La petite barbare d’ Astrid Manfredi

« …j’écris à fond, mon bâtard je l’appelle, mon futur livre, autant en rire. »  Celle que ses co-détenues appelle la Petite Barbare, pour la sauvagerie qui se dégage d’elle quand sa colère prend possession de ses yeux a fini par écrire un livre, un témoignage.  Et c’est celui-ci que nous livre Astrid Manfredi, l’auteur du blog littéraire Laisse parler les filles, dans son premier roman, « La petite barbare » .

Elle n’a pas de prénom, pas d’identité, comme si elle était générique, à défaut d’être représentative. Elle est un mélange entre les manifestes aspirations de l’auteur et ces jeunes filles qui servent d’appât dans les faits divers les plus sordides, que ce soit l’affaire Halimi ( et justement le gang des barbares ) ou l’affaire Subra. Là où Morgan Sportès a livré une enquête, Astrid Manfredi essaye de dépasser le fait pour en faire un journal intime d’une jeune femme qui veut tout, tout de suite.

Intermission de Jennifer Allora & Guillermo Calzadilla

Sa barbare est une étrangère dans son quartier, dans sa vie, dans son pays. Elle est belle et a compris que tout se paye, tout se monnaye.  Elle voudrait jouer de cela pour contrer la violence, celle du désir masculin qui semble s’exprimer partout dans ce livre. mais elle finit par en être la victime, abasourdie et consentante. Elle découvre le langage pour espérer sortir de sa barbarie avec  Henri Michaux, Boris Vian et surtout Marguerite Duras. La petite barbare est une métaphore de l’étymologie même de son nom. Dehors, elle n’avait pas de mots pour dire sa rage, en prison elle cherche ses mots pour dire ce qui lui reste de rêves. Elle n’a pas su dire non, non aux hommes, non à sa volonté de boire du champagne et de vivre une vie de liberté qu’elle imagine comme étant une fête permanente, non à la violence de la haine de ceux qui sont relégués dans les quartiers de la société inégalitaire. Elle n’a pas dit non et ils ont tué :

  » Nous on l’a buté parce qu’on avait du coeur. Dans l’impasse du futur, nous revêtons nos habits de beaux gosses pour démontrer que notre violence est plus belle que l’indifférence. Nous ne sommes pas des bêtes, ni même des monstres. Nous sommes le fruit des entrailles du déni. « 

 

Astrid Manfredi crée un personnage fait d’abdication et de rage, qui a le sens de la formule :  » je suis une odyssée de l’espèce à moi toute seule  » .  Elle veut lui donner du corps à cette rage. D’ailleurs, tout tourne autour de ce corps, au point de le vider de sens alors qu’elle ne cherche qu’à le remplir :  » je lui parle d un livre que j’ai lu en préventive : L’amant de Marguerite Duras. Et je lui dis que ce bouquin ce n’est pas moi qui l’ai attrapé sur la bibliothèque, que c’est lui qui m’a capturé. » 

La petite barbare écrit dans sa langue son réel :  » Ecrire c’est réel, même si c’est un rêve et qu’on peut en crever tellement on rêve. » Avant de sortir de son isolement pour conquérir Paris, fumer des clopes avec Beigbeider….

La langue d’ Astrid Manfredi reflète son réel. Il est facile d’y ressentir l’admiration pour les mots des autres chez cette jeune auteure, leur puissance de résonance salvatrice en elle. Il est aisé de penser avec elle que les mots ne sont pas la clés de tout mais celle des rêves.
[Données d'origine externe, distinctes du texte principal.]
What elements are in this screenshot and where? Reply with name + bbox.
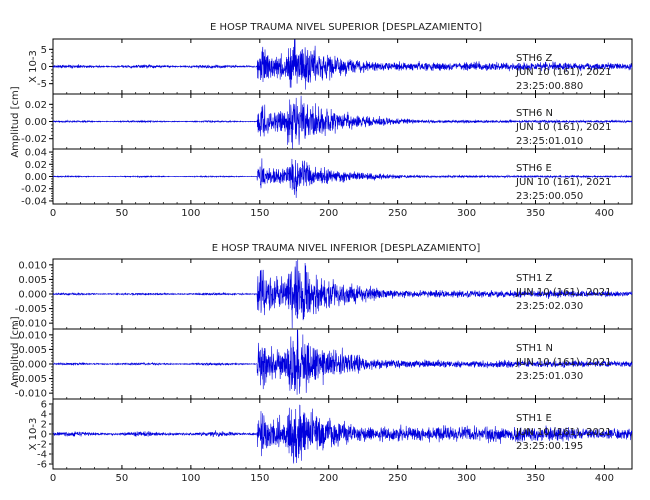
unit-label: X 10-3 bbox=[28, 50, 39, 83]
x-tick-label: 150 bbox=[250, 208, 269, 219]
y-tick-label: 0.010 bbox=[18, 330, 47, 341]
y-tick-label: 6 bbox=[41, 400, 47, 411]
station-label: STH1 E bbox=[516, 413, 552, 424]
time-label: 23:25:01.010 bbox=[516, 136, 583, 147]
x-tick-label: 100 bbox=[181, 208, 200, 219]
station-label: STH1 Z bbox=[516, 273, 553, 284]
time-label: 23:25:01.030 bbox=[516, 371, 583, 382]
trace-panel-sth6-n: 0.02 0.00 -0.02 STH6 N JUN 10 (161), 2021 23:… bbox=[21, 93, 633, 150]
y-tick-label: 0.04 bbox=[25, 148, 47, 159]
x-tick-label: 50 bbox=[116, 473, 129, 484]
y-tick-label: -2 bbox=[37, 440, 47, 451]
y-tick-label: -0.02 bbox=[21, 184, 47, 195]
y-tick-label: 0.02 bbox=[25, 100, 47, 111]
y-tick-label: 2 bbox=[41, 420, 47, 431]
y-tick-label: 0.010 bbox=[18, 260, 47, 271]
x-tick-label: 200 bbox=[319, 473, 338, 484]
x-tick-label: 100 bbox=[181, 473, 200, 484]
trace-panel-sth6-e: 0.040.020.00-0.02-0.04 STH6 E JUN 10 (161)… bbox=[21, 148, 633, 207]
station-label: STH6 Z bbox=[516, 53, 553, 64]
time-label: 23:25:00.050 bbox=[516, 191, 583, 202]
waveform-line bbox=[52, 404, 633, 464]
ylabel-upper: Amplitud [cm] bbox=[10, 86, 21, 157]
title-lower: E HOSP TRAUMA NIVEL INFERIOR [DESPLAZAMI… bbox=[212, 243, 481, 254]
date-label: JUN 10 (161), 2021 bbox=[515, 287, 612, 298]
y-tick-label: -6 bbox=[37, 460, 47, 471]
ylabel-lower: Amplitud [cm] bbox=[10, 316, 21, 387]
y-tick-label: 4 bbox=[41, 410, 47, 421]
station-label: STH1 N bbox=[516, 343, 553, 354]
station-label: STH6 N bbox=[516, 108, 553, 119]
y-tick-label: 0.005 bbox=[18, 275, 47, 286]
x-tick-label: 400 bbox=[595, 473, 614, 484]
waveform-line bbox=[52, 259, 633, 329]
y-tick-label: -0.010 bbox=[15, 389, 47, 400]
y-tick-label: 0.000 bbox=[18, 360, 47, 371]
x-tick-label: 300 bbox=[457, 208, 476, 219]
date-label: JUN 10 (161), 2021 bbox=[515, 122, 612, 133]
date-label: JUN 10 (161), 2021 bbox=[515, 357, 612, 368]
trace-panel-sth1-z: 0.010 0.005 0.000 -0.005 -0.010 STH1 Z JUN 10 … bbox=[15, 258, 633, 330]
y-tick-label: 0.00 bbox=[25, 172, 47, 183]
time-label: 23:25:00.880 bbox=[516, 81, 583, 92]
trace-panel-sth6-z: 5 0 -5X 10-3 STH6 Z JUN 10 (161), 2021 23:25:… bbox=[28, 38, 633, 95]
waveform-line bbox=[52, 39, 633, 90]
x-tick-label: 200 bbox=[319, 208, 338, 219]
x-tick-label: 0 bbox=[50, 473, 56, 484]
time-label: 23:25:02.030 bbox=[516, 301, 583, 312]
waveform-line bbox=[52, 329, 633, 395]
trace-panel-sth1-n: 0.010 0.005 0.000 -0.005 -0.010 STH1 N JUN 10 … bbox=[15, 328, 633, 400]
waveform-line bbox=[52, 158, 633, 198]
y-tick-label: 0 bbox=[41, 62, 47, 73]
x-tick-label: 150 bbox=[250, 473, 269, 484]
date-label: JUN 10 (161), 2021 bbox=[515, 67, 612, 78]
y-tick-label: -0.010 bbox=[15, 319, 47, 330]
y-tick-label: 0 bbox=[41, 430, 47, 441]
unit-label: X 10-3 bbox=[28, 418, 39, 451]
y-tick-label: -0.02 bbox=[21, 134, 47, 145]
x-tick-label: 50 bbox=[116, 208, 129, 219]
y-tick-label: 5 bbox=[41, 45, 47, 56]
x-tick-label: 250 bbox=[388, 473, 407, 484]
y-tick-label: -0.005 bbox=[15, 304, 47, 315]
y-tick-label: -5 bbox=[37, 79, 47, 90]
y-tick-label: 0.00 bbox=[25, 117, 47, 128]
x-tick-label: 400 bbox=[595, 208, 614, 219]
x-tick-label: 350 bbox=[526, 473, 545, 484]
station-label: STH6 E bbox=[516, 163, 552, 174]
y-tick-label: 0.000 bbox=[18, 290, 47, 301]
y-tick-label: 0.005 bbox=[18, 345, 47, 356]
x-tick-label: 350 bbox=[526, 208, 545, 219]
time-label: 23:25:00.195 bbox=[516, 441, 583, 452]
date-label: JUN 10 (161), 2021 bbox=[515, 427, 612, 438]
waveform-line bbox=[52, 95, 633, 149]
x-tick-label: 250 bbox=[388, 208, 407, 219]
title-upper: E HOSP TRAUMA NIVEL SUPERIOR [DESPLAZAMI… bbox=[210, 22, 482, 33]
x-tick-label: 300 bbox=[457, 473, 476, 484]
y-tick-label: 0.02 bbox=[25, 160, 47, 171]
y-tick-label: -0.005 bbox=[15, 374, 47, 385]
y-tick-label: -4 bbox=[37, 450, 47, 461]
x-tick-label: 0 bbox=[50, 208, 56, 219]
y-tick-label: -0.04 bbox=[21, 196, 47, 207]
date-label: JUN 10 (161), 2021 bbox=[515, 177, 612, 188]
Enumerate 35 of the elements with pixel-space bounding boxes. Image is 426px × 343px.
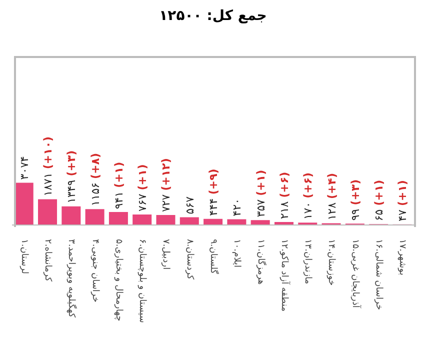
data-label: ۱۷۰ (+۶) bbox=[301, 172, 314, 220]
x-tick-label: ۸.کردستان bbox=[184, 239, 194, 280]
chart-title: جمع کل: ۱۲۵۰۰ bbox=[158, 8, 268, 26]
data-label: ۷۲۷ (+۱۲) bbox=[159, 158, 172, 212]
data-label: ۶۵ (+۱) bbox=[372, 180, 386, 222]
x-tick-label: ۱۷.بوشهر bbox=[397, 239, 408, 276]
x-tick-label: ۱.لرستان bbox=[18, 239, 29, 274]
x-tick-label: ۶.سیستان و بلوچستان bbox=[137, 239, 148, 323]
data-label: ۱۲۸ (+۴) bbox=[324, 173, 338, 220]
data-label: ۴۴۴ (+۹) bbox=[206, 168, 220, 216]
data-label: ۹۴۱ (+۱) bbox=[112, 162, 125, 210]
x-tick-label: ۵.چهارمحال و بختیاری bbox=[113, 239, 124, 322]
data-label: ۱۳۴۹ (+۳) bbox=[64, 150, 78, 204]
x-tick-label: ۱۰.ایلام bbox=[232, 239, 242, 268]
x-tick-label: ۱۵.آذربایجان غربی bbox=[350, 239, 362, 308]
x-tick-label: ۱۳.مازندران bbox=[302, 239, 313, 284]
data-label: ۴۷ (+۱) bbox=[396, 180, 409, 222]
data-label: ۳۵۷ (+۱) bbox=[254, 170, 267, 218]
x-tick-label: ۴.خراسان جنوبی bbox=[90, 239, 100, 302]
data-label: ۵۶۷ bbox=[182, 196, 196, 214]
x-tick-label: ۱۲.منطقه آزاد ماکو bbox=[278, 239, 291, 312]
data-label: ۷۶۷ (+۱) bbox=[136, 164, 149, 212]
data-label: ۴۲۰ bbox=[230, 198, 244, 216]
x-tick-label: ۳.کهگیلویه وبویراحمد bbox=[66, 239, 78, 318]
x-tick-label: ۷.اردبیل bbox=[160, 239, 171, 270]
x-tick-label: ۱۴.خوزستان bbox=[326, 239, 336, 286]
data-label: ۲۱۸ (+۶) bbox=[277, 172, 290, 219]
data-label: ۱۱۵۶ (+۸) bbox=[88, 152, 102, 206]
data-label: ۳۰۷۴ bbox=[17, 156, 30, 180]
x-tick-label: ۱۶.خراسان شمالی bbox=[374, 239, 384, 310]
x-tick-label: ۱۱.هرمزگان bbox=[255, 239, 268, 285]
x-tick-label: ۲.کرمانشاه bbox=[42, 239, 52, 282]
data-label: ۹۹ (+۳) bbox=[348, 179, 362, 221]
x-tick-label: ۹.گلستان bbox=[208, 239, 220, 275]
data-label: ۱۸۷۱ (+۱۰) bbox=[41, 136, 54, 196]
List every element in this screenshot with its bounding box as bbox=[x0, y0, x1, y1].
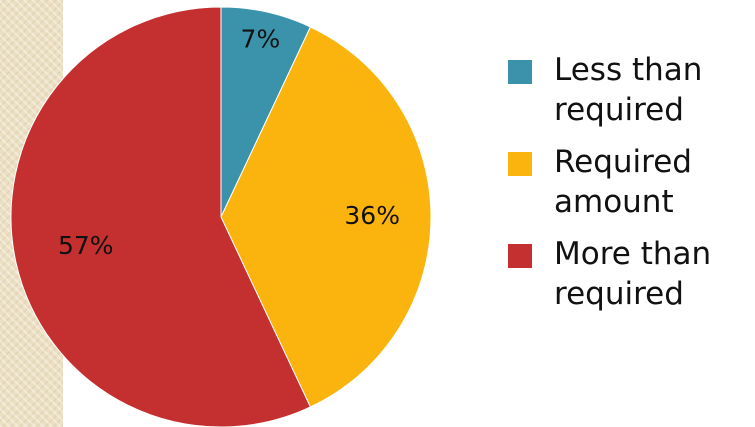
pie-slice-more-than-required bbox=[10, 6, 312, 427]
pie-slices bbox=[10, 6, 432, 427]
pie-slice-label: 36% bbox=[344, 201, 400, 230]
chart-legend: Less than required Required amount More … bbox=[508, 50, 753, 326]
legend-swatch bbox=[508, 152, 532, 176]
legend-item-required-amount: Required amount bbox=[508, 142, 753, 222]
legend-label: Required amount bbox=[554, 144, 692, 220]
pie-slice-labels: 7% 36% 57% bbox=[58, 25, 400, 260]
legend-label: More than required bbox=[554, 236, 712, 312]
legend-label: Less than required bbox=[554, 52, 703, 128]
pie-slice-label: 7% bbox=[241, 25, 281, 54]
legend-item-more-than-required: More than required bbox=[508, 234, 753, 314]
legend-swatch bbox=[508, 60, 532, 84]
legend-item-less-than-required: Less than required bbox=[508, 50, 753, 130]
pie-slice-label: 57% bbox=[58, 231, 114, 260]
legend-swatch bbox=[508, 244, 532, 268]
pie-slice-required-amount bbox=[220, 26, 432, 408]
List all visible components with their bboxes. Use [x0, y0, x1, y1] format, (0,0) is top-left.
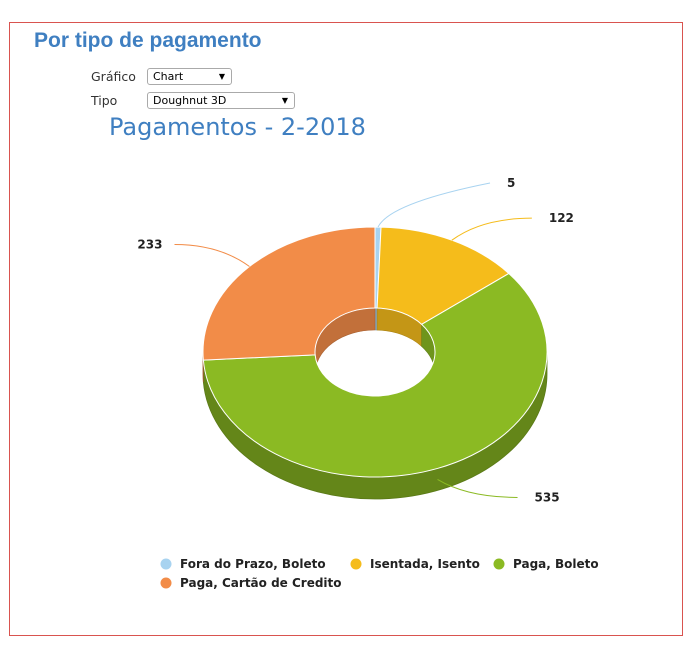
data-label-1: 122 [549, 211, 574, 225]
dropdown-arrow-icon: ▼ [218, 72, 225, 81]
legend-item-1[interactable]: Isentada, Isento [370, 557, 480, 571]
grafico-select-value: Chart [153, 70, 184, 83]
legend: Fora do Prazo, Boleto Isentada, Isento Pag… [160, 557, 599, 590]
doughnut-inner-walls [314, 307, 436, 375]
legend-item-3[interactable]: Paga, Cartão de Credito [180, 576, 342, 590]
slice-inner-wall-0 [374, 307, 378, 331]
slice-2[interactable] [202, 272, 548, 478]
legend-item-0[interactable]: Fora do Prazo, Boleto [180, 557, 326, 571]
tipo-row: Tipo Doughnut 3D ▼ [91, 92, 295, 109]
legend-marker-2 [493, 558, 505, 570]
leader-line-3 [174, 244, 250, 267]
tipo-label: Tipo [91, 93, 118, 108]
legend-marker-1 [350, 558, 362, 570]
doughnut-top [202, 226, 548, 478]
dropdown-arrow-icon: ▼ [281, 96, 288, 105]
legend-marker-0 [160, 558, 172, 570]
chart-title: Pagamentos - 2-2018 [109, 113, 366, 141]
data-label-0: 5 [507, 176, 515, 190]
slice-3[interactable] [202, 226, 376, 361]
tipo-select-value: Doughnut 3D [153, 94, 227, 107]
grafico-row: Gráfico Chart ▼ [91, 68, 232, 85]
data-label-3: 233 [137, 238, 162, 252]
tipo-select[interactable]: Doughnut 3D ▼ [147, 92, 295, 109]
leader-line-1 [451, 217, 532, 241]
grafico-select[interactable]: Chart ▼ [147, 68, 232, 85]
data-label-2: 535 [535, 490, 560, 504]
leader-line-2 [437, 479, 518, 498]
data-labels: 5 122 535 233 [137, 176, 574, 504]
section-title: Por tipo de pagamento [34, 29, 262, 52]
slice-1[interactable] [376, 226, 510, 325]
legend-item-2[interactable]: Paga, Boleto [513, 557, 599, 571]
grafico-label: Gráfico [91, 69, 136, 84]
leader-line-0 [377, 182, 491, 228]
legend-marker-3 [160, 577, 172, 589]
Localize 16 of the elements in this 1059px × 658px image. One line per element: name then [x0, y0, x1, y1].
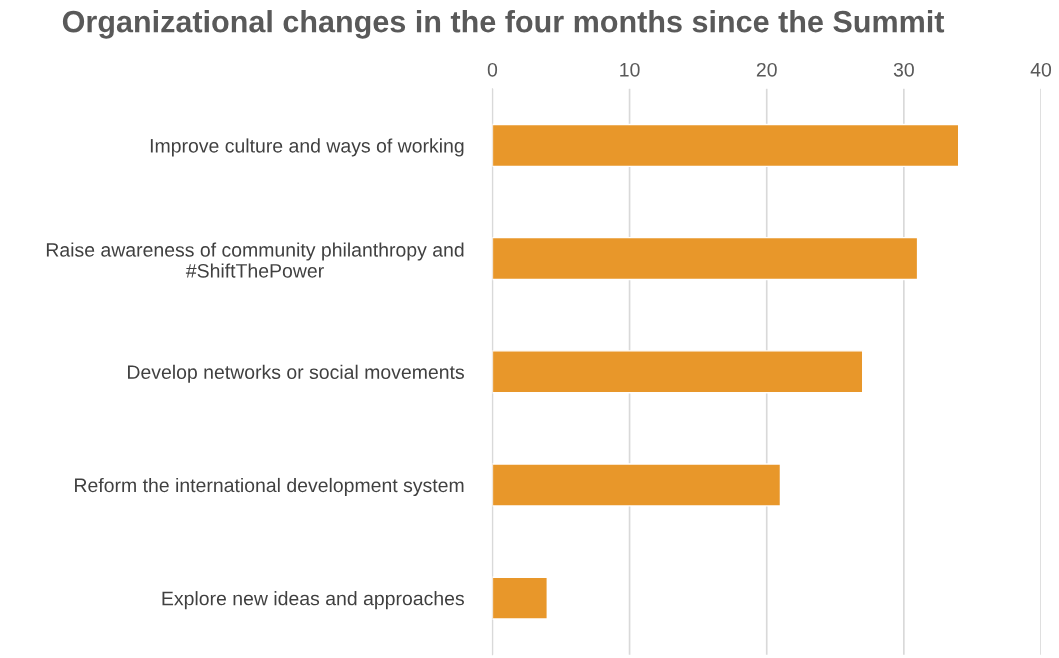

Dans sa petite barbare, il y a toute cette volonté de faire ressentir la difficulté d être femme face au désir, la volonté chevillée au corps d’emmener sa vie vers le bleu du ciel, le ballottage d’un destin face aux évènements qu’elle subit, l’innocence cramée à avoir voulu s’en sortir mais qui reste en soi à crier vengeance. Et là dessus, il faut reconnaitre du talent à Astrid Manfredi.

 » J’ai trop peur de faire mal aux mots  » fait-elle dire à sa petite barbare. Astrid Manfredi aussi a eu peur de faire mal aux mots et leur fait presque  trop de bien. On aimerait croire que cette langue existe vraiment dans la bouche des jeunes filles qu’ Astrid veut décrire mais la réalité est tenace. Elle a eu trop peur de faire mal aux mots, comme elle a eu trop peur de faire mal à cette héroïne.